インビジブル・ビート
 



「ここで食お」
「……うん、」

コンビニ横の狭い駐輪スペースに自転車を止め、手早く買い物を済ませたわたしたちは、歩道沿いのガードレールに腰を下ろした。

結局わたしは、菓子パンコーナーで見つけたミニドーナツを買った。りょーたは肉まんにしたらしい。

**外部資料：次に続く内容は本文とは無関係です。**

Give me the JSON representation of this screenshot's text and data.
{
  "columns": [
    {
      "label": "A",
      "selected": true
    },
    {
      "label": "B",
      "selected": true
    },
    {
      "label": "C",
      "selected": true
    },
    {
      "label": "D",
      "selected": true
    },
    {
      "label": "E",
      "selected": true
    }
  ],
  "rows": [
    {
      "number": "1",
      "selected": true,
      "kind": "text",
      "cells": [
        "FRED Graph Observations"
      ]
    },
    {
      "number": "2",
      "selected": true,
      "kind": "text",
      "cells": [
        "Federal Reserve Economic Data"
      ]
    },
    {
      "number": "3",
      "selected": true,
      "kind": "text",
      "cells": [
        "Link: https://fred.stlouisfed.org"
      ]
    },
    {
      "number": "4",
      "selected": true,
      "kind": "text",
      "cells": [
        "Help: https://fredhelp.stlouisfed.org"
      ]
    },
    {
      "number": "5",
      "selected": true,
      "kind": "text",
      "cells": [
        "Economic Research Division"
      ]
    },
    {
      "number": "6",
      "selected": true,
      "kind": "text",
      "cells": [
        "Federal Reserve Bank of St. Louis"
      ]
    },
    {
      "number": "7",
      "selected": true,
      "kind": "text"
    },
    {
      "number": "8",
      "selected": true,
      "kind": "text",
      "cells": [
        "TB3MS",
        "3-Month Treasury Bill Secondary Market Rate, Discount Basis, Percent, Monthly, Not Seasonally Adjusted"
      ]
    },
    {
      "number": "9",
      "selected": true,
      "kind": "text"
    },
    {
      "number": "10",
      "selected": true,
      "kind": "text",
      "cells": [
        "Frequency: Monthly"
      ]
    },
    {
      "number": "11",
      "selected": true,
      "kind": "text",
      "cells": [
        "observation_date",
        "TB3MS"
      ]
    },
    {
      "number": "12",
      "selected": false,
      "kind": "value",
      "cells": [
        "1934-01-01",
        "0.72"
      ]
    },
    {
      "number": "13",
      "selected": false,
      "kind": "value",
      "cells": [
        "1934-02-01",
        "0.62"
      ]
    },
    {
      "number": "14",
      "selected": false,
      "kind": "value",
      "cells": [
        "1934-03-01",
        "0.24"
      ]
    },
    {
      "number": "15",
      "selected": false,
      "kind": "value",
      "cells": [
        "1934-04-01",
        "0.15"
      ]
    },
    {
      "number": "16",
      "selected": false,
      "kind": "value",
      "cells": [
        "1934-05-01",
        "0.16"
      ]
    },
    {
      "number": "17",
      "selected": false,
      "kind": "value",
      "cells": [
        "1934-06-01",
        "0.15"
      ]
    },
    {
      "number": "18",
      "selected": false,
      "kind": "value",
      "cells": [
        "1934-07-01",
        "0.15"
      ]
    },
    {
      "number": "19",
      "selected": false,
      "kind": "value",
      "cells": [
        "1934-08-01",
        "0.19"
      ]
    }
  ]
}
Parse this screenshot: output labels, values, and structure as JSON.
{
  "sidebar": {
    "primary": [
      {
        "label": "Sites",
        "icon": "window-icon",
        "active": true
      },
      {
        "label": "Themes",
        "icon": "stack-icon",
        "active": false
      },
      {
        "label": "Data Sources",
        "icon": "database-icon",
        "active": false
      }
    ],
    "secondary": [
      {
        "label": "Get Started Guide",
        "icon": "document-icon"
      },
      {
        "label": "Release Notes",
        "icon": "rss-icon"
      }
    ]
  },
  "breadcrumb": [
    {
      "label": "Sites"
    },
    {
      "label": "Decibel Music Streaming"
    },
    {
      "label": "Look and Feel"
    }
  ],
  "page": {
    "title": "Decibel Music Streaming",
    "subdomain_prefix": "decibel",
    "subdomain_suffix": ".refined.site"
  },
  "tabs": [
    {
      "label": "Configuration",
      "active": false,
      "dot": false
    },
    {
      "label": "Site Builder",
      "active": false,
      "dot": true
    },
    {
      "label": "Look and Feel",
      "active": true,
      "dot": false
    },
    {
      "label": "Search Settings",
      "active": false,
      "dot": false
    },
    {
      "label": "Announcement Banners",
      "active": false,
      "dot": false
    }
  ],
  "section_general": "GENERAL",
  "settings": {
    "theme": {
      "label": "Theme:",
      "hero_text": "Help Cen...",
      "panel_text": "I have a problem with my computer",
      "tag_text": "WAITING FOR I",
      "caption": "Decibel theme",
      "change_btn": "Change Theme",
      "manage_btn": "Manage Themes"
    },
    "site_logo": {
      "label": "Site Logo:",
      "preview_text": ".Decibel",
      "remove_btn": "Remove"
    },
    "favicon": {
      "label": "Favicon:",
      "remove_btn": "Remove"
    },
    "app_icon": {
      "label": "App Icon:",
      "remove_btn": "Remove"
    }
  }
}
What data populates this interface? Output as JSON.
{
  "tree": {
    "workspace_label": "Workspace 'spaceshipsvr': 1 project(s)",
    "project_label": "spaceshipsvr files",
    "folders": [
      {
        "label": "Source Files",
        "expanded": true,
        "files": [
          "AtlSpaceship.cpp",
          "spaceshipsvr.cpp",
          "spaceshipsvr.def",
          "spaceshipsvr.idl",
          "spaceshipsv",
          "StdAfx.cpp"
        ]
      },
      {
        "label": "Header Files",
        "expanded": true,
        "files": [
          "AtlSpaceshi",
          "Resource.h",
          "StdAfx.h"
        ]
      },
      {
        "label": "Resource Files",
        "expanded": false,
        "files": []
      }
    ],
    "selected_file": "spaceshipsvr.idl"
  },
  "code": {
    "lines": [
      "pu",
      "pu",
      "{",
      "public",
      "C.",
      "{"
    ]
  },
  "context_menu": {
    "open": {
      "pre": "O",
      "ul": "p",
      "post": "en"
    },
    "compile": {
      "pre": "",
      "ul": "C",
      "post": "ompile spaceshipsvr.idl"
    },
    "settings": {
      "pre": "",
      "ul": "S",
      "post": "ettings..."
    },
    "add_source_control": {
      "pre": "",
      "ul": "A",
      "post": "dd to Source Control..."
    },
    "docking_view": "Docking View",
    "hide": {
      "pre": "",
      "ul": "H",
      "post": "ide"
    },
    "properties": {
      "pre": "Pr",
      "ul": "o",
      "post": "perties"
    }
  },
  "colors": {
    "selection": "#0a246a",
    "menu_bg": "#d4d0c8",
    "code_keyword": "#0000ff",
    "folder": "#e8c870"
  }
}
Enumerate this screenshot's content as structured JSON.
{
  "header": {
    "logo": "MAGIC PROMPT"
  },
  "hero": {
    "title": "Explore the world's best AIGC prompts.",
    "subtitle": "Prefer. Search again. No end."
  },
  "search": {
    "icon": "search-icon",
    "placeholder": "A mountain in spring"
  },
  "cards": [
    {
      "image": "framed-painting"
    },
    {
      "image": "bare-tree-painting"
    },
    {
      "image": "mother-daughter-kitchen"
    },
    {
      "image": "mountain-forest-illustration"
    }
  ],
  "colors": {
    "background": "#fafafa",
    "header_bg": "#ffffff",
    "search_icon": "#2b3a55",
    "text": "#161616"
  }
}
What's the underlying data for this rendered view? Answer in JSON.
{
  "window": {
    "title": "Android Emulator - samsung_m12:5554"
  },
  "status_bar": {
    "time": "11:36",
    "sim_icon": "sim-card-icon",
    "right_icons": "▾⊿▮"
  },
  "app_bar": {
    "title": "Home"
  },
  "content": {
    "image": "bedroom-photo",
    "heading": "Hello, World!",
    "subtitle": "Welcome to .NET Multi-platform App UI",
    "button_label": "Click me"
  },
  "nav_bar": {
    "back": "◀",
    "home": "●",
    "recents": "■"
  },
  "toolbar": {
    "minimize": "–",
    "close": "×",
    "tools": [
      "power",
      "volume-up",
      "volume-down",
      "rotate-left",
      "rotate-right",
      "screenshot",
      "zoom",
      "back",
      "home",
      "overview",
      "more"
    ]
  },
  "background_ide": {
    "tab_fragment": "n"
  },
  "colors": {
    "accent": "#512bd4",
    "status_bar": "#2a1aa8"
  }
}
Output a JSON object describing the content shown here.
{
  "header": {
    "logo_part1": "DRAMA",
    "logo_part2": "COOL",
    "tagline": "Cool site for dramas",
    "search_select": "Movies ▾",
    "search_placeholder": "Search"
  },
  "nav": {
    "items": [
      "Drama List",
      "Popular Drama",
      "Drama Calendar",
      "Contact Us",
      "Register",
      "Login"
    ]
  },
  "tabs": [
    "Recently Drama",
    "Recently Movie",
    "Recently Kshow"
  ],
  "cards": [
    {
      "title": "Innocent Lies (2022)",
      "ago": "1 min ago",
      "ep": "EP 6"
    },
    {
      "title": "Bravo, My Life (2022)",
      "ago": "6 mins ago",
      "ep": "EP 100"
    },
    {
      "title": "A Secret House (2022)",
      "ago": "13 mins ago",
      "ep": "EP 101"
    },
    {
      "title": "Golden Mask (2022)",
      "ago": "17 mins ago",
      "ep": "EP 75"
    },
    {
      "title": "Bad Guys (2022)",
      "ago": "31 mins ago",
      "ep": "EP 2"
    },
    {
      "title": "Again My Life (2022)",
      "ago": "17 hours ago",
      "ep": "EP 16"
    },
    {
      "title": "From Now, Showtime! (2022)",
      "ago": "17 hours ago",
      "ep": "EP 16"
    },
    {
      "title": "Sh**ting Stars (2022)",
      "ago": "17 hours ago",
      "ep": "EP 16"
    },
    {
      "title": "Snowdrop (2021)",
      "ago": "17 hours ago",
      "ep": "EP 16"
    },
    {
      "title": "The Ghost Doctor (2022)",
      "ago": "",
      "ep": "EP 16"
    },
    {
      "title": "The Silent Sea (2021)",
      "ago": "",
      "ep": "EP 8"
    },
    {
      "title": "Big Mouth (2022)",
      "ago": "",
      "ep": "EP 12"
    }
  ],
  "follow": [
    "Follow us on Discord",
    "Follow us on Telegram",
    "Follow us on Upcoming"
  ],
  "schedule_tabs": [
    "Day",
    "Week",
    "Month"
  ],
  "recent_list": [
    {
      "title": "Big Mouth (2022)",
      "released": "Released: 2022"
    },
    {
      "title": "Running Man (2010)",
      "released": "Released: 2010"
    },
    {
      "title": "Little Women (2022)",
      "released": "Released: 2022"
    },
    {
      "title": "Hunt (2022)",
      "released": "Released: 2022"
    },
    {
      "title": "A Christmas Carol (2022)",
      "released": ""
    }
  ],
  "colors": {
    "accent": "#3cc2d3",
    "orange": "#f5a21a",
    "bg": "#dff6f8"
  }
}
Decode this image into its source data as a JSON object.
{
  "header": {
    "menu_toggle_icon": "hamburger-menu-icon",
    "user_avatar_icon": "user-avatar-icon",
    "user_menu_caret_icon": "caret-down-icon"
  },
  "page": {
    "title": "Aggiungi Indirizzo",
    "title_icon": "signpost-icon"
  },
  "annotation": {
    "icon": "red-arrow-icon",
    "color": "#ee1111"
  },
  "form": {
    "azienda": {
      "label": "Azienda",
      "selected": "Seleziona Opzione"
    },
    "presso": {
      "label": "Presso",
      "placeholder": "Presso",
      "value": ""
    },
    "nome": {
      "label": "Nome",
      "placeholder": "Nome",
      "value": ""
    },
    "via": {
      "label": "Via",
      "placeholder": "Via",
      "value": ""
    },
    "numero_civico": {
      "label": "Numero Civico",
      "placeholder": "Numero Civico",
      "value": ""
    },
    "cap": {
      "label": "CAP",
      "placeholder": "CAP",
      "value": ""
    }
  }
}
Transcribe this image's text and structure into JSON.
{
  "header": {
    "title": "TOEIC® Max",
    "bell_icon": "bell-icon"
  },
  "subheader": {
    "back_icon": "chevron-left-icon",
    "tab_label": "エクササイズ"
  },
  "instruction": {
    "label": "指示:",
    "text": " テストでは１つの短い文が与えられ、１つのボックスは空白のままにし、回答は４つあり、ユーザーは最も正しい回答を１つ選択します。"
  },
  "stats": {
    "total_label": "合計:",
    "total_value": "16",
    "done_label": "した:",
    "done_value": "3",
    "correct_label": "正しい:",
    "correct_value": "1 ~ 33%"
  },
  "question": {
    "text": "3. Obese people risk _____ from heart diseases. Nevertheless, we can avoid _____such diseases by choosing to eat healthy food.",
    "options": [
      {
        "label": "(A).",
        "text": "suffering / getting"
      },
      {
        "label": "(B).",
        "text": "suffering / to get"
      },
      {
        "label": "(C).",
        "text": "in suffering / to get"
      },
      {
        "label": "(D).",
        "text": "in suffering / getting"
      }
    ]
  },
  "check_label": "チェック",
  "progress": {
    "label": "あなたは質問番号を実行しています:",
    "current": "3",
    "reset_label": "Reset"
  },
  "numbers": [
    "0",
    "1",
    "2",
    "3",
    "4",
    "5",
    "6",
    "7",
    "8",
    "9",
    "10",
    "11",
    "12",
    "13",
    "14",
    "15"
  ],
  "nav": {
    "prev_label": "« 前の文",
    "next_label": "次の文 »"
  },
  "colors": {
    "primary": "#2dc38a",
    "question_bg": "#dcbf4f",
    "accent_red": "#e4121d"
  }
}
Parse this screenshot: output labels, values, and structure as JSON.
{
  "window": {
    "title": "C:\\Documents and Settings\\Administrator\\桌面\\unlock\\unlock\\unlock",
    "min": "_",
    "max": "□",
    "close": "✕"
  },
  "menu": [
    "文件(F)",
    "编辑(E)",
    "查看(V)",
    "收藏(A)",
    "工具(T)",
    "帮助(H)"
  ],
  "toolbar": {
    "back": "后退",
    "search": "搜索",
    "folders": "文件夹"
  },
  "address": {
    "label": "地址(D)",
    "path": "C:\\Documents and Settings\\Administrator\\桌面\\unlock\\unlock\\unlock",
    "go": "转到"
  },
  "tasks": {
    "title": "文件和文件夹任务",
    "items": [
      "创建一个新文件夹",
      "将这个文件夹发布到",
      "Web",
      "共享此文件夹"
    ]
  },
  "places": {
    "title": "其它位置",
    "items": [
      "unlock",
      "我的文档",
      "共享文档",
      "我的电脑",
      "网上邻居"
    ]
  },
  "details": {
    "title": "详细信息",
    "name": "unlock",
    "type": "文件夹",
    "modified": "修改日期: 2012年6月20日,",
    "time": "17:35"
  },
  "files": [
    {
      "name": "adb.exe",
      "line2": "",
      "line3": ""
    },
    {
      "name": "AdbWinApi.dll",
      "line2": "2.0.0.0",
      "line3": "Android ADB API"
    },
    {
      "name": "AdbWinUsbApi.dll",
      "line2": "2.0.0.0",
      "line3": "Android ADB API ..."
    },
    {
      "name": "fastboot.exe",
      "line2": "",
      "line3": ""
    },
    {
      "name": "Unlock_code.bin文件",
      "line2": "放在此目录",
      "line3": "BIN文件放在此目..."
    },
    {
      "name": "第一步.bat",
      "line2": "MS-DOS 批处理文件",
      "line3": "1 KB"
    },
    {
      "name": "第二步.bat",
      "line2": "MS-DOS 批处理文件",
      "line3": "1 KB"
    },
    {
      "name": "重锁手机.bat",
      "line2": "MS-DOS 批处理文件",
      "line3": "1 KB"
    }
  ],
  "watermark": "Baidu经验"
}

袋から取り出された肉まんがほかほかと立てる、白い湯気。
食欲をそそる薬味のにおいが柔らかく鼻先をくすぐってくる。


一口かじってみた砂糖まみれのドーナツは、甘ったるくて、少しパサパサしていた。

「どっちが告白したのかな」
「なにが?」
「児嶋くんと瑞希ちゃん」

ああ、と頷きながら、りょーたはもごもごと口を動かす。

「どっちだっけ。たしか、瑞希からだった気がする」
「ふーん……」

……そんなこと聞いてどうする、わたし。
別にどっちからだっていいのに。どっちがどっちを好きだったかなんて、興味ないのに。
いつもなら。


「なあ、それうまい?」

わたしの手に握られた、食べかけのドーナツ。
物欲しげに見つめてくるりょーたに差し出せば、彼は遠慮なくかじりついてきて。

「ん、なんかこれ口の中の水分取られる」


はは、と笑いかけてきた彼に、わたしはどこかぎこちない笑みしか返せなかった。